Affaire Lyhanna : l’urgence d’agir
La CFDT demande le respect du temps de l’enquête et rappelle l’urgence d’agir pour les conditions de travail des agents de la Justice.
L’affaire Lyhanna marque la société toute entière et touche une nouvelle fois l’institution judiciaire. Face à l’émotion légitime suscitée par ce drame, la CFDT tient d’abord à exprimer sa solidarité envers toutes les personnes touchées par cette tragédie, directement ou indirectement, et en premier lieu la famille de Lyhanna.
Emotion vive
Mais pour la CFDT cette légitime émotion ne doit pas conduire à des conclusions hâtives et médiatiques.

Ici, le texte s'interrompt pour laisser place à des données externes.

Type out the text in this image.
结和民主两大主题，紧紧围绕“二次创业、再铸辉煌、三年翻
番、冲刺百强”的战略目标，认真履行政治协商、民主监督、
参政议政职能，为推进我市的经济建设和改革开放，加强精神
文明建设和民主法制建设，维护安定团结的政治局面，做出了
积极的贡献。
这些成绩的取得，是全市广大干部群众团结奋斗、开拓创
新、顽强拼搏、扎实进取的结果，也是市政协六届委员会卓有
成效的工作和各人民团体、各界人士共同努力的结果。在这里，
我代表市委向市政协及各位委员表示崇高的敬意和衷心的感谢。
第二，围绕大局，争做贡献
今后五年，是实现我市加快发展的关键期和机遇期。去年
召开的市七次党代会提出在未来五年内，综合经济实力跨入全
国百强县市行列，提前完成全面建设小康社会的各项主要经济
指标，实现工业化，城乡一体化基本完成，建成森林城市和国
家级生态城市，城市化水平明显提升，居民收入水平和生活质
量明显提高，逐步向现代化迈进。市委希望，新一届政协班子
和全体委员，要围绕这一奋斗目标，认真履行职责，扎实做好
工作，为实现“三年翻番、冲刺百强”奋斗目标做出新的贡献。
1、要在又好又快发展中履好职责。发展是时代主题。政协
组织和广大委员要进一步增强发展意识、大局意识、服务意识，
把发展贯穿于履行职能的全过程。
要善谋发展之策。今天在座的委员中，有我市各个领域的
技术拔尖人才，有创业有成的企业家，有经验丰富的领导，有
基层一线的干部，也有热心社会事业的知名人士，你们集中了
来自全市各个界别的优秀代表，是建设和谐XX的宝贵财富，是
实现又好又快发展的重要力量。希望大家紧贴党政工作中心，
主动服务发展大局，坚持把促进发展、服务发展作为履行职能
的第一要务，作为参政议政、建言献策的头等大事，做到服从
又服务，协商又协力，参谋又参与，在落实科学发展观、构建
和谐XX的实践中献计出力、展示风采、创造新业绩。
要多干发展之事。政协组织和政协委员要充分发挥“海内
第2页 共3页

Elle appelle au contraire au sens des responsabilités, car il est essentiel d’analyser la chronologie des évènements qui ont conduit à ce drame. Nous le savons, les causes sont toujours multiples.
C’est pourquoi aucune tribune médiatique ne doit se substituer au respect du temps nécessaire à l’enquête, au travail des services d’inspection, et des solutions de fond qu’ils appeleront.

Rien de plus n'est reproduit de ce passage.